Il libro si apre su Miriam un’anziana signora svedese, è vedova, ha un figlio e una nipote. Ha vissuto una lunga vita. Non ha mai detto a nessuno la verità.
Così, il giorno del suo 85esimo compleanno, svelando il suo segreto, ci trascinata nell’abisso terrificante del suo passato nei lager, nella descrizione minuziosa del trascorrere delle giornate, nella brutalità con cui venivano trattate le prigioniere; gli esperimenti di Mengele sui bambini, il pane e segatura come unico pasto, le camere a gas.

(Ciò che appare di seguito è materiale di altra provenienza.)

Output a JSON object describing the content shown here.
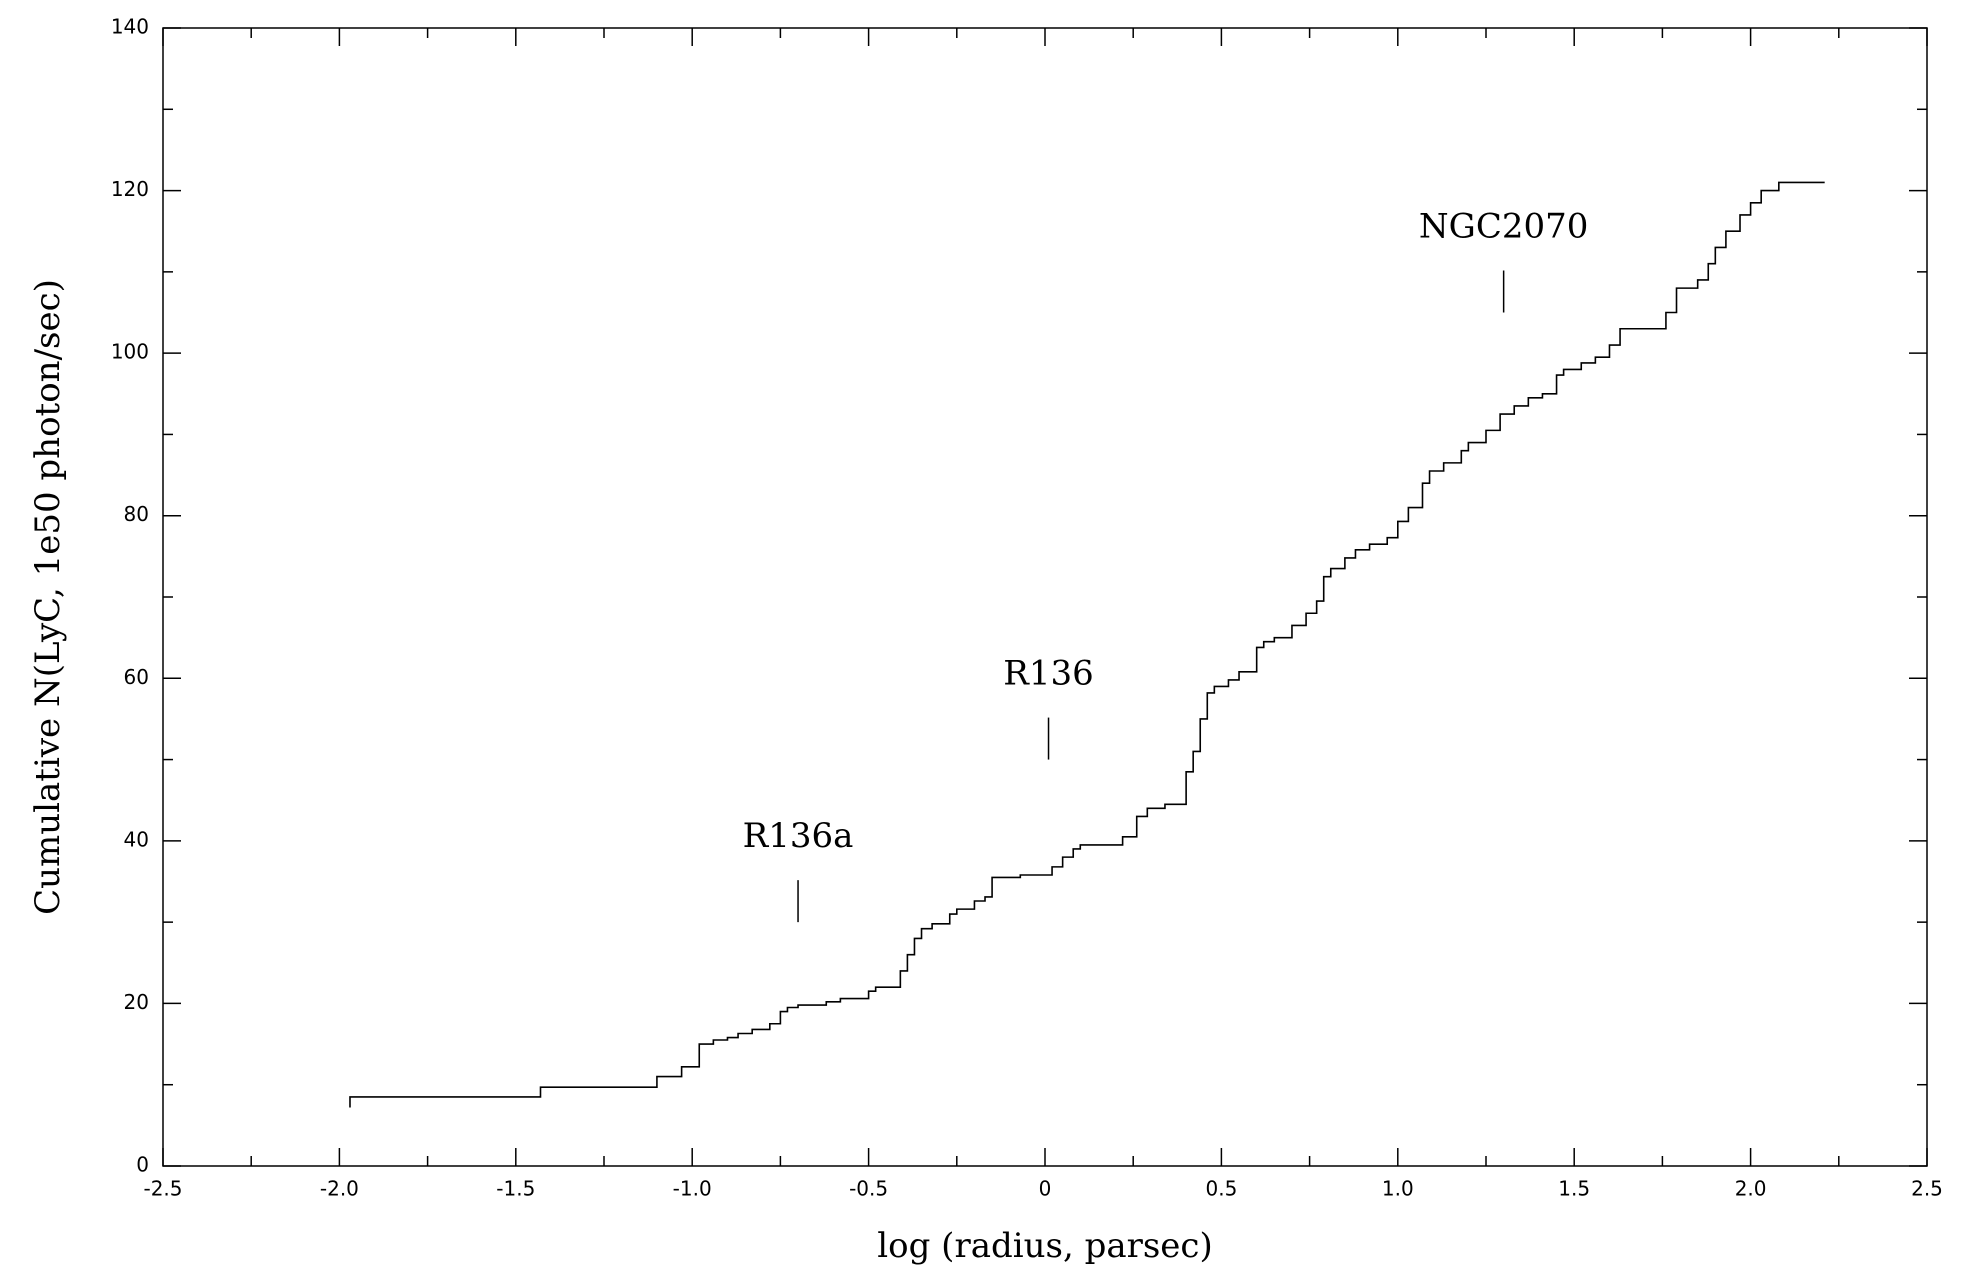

E poi ci mostra il dopo: la libertà che pesa; la paura che non va mai via, anche in un paese sicuro che non ha visto gli orrori della guerra; il non sentirsi mai a casa, anche tra le braccia di un marito amato; l’angoscia costante di essere scoperta una bugiarda che ha tradito il suo popolo, i ROM.
La storia di Miriam si intreccia con la Storia.
Pervade il libro la sensazione struggente di lotta per la sopravvivenza a tutti i costi, una lotta con le unghie e con i denti. Lascia sgomenti l’idea che una volta ottenuta la libertà Miriam si senta perduta ed estranea. Sente che ha perso la sua identità. Sa che è il prezzo che ha pagato per avere in cambio una vita da vivere. Stride il contrasto tra la vita vissuta da Miriam e quelle dei suoi cari, il figlio, la nipote, le nostre vite vissute pacificamente al sicuro, così lontane dalla sua disumana esperienza.